Shaykh al-Islām of the Ottoman Empire
- In office 25 January 1708 – 16 July 1710
- Preceded by: Sadreddinzade Sadık Mehmed Efendi
- Succeeded by: Paşmakçızade Seyit Ali Efendi

Shaykh al-Islām of the Ottoman Empire
- In office 13 February 1712 – 14 March 1713
- Preceded by: Paşmakçızade Seyit Ali Efendi
- Succeeded by: Mehmed Ataullah Efendi

Personal details
- Died: 1714 Off the coast of Karasu, Ottoman Empire
- Profession: Islamic scholar

= Ebezâde Abdullah Efendi =

Ottoman Shaykh al-Islām

Ebezâde Abdullah Efendi (died 1714) was a notable Ottoman Islamic scholar who served twice as Shaykh al-Islām, the highest religious authority in the empire.

== Biography ==
Abdullah Efendi was the son of Kadı Mustafa Efendi.

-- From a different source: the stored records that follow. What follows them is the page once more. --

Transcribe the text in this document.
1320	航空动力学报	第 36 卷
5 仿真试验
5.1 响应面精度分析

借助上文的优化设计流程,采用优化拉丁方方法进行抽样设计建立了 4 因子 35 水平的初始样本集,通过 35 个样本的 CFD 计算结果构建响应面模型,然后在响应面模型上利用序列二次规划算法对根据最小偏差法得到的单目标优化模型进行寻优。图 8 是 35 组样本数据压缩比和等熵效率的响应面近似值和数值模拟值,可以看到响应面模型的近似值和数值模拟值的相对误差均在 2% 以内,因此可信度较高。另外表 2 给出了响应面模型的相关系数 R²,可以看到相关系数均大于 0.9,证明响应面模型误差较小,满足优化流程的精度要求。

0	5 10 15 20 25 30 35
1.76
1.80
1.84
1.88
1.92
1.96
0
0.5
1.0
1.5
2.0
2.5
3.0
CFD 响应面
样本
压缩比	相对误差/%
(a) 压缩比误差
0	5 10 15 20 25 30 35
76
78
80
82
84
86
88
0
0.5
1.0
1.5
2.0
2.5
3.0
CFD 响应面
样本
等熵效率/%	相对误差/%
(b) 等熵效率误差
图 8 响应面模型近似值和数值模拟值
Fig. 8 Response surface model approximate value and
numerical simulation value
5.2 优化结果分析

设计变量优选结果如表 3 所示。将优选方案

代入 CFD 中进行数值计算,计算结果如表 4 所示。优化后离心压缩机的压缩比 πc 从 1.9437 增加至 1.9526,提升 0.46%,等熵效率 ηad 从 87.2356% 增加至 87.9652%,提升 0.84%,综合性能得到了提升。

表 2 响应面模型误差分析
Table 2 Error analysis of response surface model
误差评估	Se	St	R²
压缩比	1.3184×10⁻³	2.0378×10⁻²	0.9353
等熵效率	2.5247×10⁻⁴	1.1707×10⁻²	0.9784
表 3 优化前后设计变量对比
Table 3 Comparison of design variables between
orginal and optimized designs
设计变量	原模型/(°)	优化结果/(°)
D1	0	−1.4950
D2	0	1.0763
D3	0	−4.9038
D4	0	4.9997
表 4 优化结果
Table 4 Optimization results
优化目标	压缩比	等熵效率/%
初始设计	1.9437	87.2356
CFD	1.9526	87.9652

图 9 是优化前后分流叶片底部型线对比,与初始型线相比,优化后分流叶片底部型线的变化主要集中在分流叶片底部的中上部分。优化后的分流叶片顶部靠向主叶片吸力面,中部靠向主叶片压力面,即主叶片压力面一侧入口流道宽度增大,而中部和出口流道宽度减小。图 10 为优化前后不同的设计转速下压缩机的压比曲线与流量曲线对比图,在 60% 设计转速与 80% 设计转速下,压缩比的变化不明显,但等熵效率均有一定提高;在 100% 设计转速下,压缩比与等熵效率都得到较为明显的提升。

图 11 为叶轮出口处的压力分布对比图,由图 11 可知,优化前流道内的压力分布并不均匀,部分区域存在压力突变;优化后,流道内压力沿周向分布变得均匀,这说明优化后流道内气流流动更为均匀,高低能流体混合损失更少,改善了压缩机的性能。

His epithet "Ebezâde" ("son of the midwife") derives from his mother's service as midwife to one of Sultan Mehmed IV's children during the Polish campaign at the town of Balçık.

He was first appointed Shaykh al-Islām on 25 January 1708, succeeding Sadreddinzade Sadık Mehmed Efendi, and served until his dismissal on 16 July 1710. After the death of his successor Paşmakçızade Seyit Ali Efendi, Abdullah Efendi was reappointed on 13 February 1712 and remained in office until 14 March 1713, when he was replaced by Mehmed Ataullah Efendi.

In 1714, following his removal, he was exiled to Trabzon. While en route to the Black Sea port, the ship he boarded sank in a storm off the coast of Karasu, and he drowned.

== Legacy ==
In the Atikali neighbourhood of Fatih, there stands the Ebezâde Abdullah Efendi Fountain, dated AH 1135—which corresponds to 1722–23 CE—erected in his memory.